Chapter Outline

Figure 11.1 What makes two individuals have different personalities? (credit: Peter Gubernat)

11.1 What Is Personality?

11.2 Freud and the Psychodynamic Perspective

11.3 Neo-Freudians: Adler, Erikson, Jung, and Horney

11.4 Learning Approaches

11.5 Humanistic Approaches

11.6 Biological Approaches

11.7 Trait Theorists

11.8 Cultural Understandings of Personality

11.9 Personality Assessment

Introduction

Three months before William Jefferson Blythe III was born, his father died in a car accident.

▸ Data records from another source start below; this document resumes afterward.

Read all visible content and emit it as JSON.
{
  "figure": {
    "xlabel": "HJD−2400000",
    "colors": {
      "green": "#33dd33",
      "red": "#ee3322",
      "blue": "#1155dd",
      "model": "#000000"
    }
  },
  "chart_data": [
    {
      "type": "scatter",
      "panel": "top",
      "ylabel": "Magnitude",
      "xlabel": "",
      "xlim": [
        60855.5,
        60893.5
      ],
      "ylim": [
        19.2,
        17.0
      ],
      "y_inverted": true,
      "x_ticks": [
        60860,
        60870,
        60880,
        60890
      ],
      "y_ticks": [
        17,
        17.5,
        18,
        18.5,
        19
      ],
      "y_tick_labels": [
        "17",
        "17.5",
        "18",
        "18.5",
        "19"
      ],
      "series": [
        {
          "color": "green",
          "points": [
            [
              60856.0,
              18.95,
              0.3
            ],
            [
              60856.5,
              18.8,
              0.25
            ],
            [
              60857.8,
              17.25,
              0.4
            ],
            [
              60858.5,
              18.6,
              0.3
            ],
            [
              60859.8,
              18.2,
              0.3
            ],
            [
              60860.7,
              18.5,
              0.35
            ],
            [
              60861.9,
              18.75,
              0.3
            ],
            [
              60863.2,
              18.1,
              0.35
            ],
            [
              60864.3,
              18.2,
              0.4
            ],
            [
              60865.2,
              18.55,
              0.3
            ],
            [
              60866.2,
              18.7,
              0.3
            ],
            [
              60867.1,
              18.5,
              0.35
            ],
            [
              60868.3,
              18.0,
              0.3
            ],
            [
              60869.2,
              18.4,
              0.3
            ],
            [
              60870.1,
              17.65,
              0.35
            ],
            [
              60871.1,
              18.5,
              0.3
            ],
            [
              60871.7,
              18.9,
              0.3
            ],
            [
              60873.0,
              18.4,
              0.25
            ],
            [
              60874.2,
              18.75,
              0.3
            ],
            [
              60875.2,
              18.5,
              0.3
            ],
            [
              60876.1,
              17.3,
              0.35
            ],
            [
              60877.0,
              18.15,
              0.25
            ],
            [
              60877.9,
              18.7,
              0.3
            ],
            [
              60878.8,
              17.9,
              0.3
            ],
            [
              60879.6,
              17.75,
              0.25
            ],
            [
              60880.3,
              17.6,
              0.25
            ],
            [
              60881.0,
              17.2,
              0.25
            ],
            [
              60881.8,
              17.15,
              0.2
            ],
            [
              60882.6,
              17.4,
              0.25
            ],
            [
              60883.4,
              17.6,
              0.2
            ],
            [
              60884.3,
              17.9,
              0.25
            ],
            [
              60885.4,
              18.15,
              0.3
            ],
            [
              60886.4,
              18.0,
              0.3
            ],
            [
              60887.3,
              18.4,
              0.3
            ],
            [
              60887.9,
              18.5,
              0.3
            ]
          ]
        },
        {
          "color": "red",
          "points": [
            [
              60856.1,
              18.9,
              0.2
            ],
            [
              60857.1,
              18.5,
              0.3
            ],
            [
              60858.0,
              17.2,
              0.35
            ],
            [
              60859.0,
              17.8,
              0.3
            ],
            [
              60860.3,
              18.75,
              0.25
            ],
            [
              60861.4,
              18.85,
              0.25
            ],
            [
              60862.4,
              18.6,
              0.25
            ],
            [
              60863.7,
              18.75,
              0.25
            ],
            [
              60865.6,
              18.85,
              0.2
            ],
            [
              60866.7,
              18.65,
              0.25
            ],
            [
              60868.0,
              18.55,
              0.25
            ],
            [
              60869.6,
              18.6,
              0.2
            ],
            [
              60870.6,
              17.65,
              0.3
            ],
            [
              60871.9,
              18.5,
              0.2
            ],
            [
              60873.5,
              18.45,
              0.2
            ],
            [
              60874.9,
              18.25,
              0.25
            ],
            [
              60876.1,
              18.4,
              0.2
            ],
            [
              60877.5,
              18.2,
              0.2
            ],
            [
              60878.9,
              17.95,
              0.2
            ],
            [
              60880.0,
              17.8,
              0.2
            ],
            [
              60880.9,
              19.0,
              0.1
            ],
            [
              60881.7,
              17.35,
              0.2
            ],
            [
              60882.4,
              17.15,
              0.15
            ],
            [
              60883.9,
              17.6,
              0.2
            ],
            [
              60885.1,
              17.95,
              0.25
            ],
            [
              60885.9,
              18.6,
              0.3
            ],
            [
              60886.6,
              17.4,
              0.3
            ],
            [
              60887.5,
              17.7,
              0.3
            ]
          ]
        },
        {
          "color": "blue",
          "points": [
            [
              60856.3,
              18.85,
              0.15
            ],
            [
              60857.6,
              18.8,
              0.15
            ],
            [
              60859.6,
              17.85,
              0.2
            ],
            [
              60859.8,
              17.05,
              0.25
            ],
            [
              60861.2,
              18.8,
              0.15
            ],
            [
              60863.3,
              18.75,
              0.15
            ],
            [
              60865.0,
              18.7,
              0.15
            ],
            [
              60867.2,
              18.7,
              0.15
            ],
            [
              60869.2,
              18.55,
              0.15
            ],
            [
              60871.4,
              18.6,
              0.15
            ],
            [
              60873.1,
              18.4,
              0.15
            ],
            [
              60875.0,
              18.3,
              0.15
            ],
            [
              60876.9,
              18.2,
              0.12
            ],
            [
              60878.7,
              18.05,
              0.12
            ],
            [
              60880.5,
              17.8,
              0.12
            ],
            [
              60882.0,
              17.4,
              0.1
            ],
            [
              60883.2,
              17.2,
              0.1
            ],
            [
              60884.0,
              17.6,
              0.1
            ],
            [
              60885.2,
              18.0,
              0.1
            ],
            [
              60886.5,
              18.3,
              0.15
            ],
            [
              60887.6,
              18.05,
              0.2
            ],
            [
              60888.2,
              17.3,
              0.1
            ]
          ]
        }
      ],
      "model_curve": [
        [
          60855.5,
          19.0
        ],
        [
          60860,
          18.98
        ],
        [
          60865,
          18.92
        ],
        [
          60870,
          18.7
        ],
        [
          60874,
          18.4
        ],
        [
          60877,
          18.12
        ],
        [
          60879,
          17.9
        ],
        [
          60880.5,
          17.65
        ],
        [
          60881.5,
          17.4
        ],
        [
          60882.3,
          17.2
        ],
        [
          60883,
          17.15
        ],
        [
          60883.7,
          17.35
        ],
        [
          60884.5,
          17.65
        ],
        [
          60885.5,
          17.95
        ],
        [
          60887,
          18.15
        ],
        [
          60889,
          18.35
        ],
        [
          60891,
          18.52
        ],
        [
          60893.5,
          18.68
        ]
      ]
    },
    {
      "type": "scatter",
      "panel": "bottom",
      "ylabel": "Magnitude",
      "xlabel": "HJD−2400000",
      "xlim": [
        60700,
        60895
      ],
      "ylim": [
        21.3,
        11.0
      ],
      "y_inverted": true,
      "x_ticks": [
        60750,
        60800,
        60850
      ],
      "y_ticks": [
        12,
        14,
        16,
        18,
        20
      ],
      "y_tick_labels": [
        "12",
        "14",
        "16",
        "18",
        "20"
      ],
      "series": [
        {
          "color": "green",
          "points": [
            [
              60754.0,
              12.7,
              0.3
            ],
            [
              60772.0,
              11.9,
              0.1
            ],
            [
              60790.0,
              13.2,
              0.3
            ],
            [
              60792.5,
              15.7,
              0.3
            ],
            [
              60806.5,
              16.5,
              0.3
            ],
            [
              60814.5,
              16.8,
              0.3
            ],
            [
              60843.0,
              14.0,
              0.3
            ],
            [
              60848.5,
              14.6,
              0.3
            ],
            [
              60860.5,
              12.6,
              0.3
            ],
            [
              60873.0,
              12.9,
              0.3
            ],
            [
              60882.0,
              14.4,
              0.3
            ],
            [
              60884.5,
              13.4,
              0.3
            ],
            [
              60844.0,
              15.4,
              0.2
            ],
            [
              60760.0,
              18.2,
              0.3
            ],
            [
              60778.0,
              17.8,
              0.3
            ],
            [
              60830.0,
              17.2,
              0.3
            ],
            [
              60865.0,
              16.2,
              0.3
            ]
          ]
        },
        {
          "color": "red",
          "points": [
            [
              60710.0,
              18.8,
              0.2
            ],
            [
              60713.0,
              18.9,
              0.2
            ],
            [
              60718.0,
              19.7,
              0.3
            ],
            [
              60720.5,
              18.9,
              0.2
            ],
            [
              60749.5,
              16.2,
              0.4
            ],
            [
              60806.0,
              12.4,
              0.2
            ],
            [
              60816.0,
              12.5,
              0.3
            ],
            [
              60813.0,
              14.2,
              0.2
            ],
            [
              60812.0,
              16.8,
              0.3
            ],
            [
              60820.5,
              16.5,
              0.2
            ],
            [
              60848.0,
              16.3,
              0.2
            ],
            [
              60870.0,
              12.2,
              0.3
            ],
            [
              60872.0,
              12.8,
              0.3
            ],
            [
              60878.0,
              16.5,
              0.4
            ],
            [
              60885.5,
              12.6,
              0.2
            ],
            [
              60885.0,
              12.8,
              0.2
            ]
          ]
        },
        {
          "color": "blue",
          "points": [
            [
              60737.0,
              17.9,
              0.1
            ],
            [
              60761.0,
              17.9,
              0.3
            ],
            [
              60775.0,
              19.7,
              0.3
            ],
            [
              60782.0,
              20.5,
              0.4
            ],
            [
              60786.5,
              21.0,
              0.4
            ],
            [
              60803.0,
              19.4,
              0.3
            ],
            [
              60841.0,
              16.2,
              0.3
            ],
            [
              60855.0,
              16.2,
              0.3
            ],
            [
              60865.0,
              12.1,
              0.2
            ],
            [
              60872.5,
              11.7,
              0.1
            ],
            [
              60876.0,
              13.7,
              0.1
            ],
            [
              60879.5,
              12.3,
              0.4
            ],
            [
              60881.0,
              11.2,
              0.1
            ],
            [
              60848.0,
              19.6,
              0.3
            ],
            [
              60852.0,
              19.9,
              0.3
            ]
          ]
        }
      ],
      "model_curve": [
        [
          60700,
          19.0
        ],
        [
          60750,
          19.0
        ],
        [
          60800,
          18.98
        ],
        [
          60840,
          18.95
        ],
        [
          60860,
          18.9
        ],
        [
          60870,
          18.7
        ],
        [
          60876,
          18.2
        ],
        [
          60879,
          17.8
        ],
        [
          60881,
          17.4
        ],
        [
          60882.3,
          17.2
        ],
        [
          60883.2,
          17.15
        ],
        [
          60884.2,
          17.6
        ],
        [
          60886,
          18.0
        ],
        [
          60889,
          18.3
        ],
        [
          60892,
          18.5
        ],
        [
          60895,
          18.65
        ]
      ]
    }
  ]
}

He was raised by his mother, Virginia Dell, and grandparents, in Hope, Arkansas. When he turned 4, his mother married Roger Clinton, Jr., an alcoholic who was physically abusive to William’s mother. Six years later, Virginia gave birth to another son, Roger. William, who later took the last name Clinton from his stepfather, became the 42nd president of the United States. While Bill Clinton was making his political ascendance, his half-brother, Roger Clinton, was arrested numerous times for drug charges, including possession, conspiracy to distribute cocaine, and driving under the influence, serving time in jail. Two brothers, raised by the same people, took radically different paths in their lives. Why did they make the choices they did? What internal forces shaped their decisions? Personality psychology can help us answer these questions and more.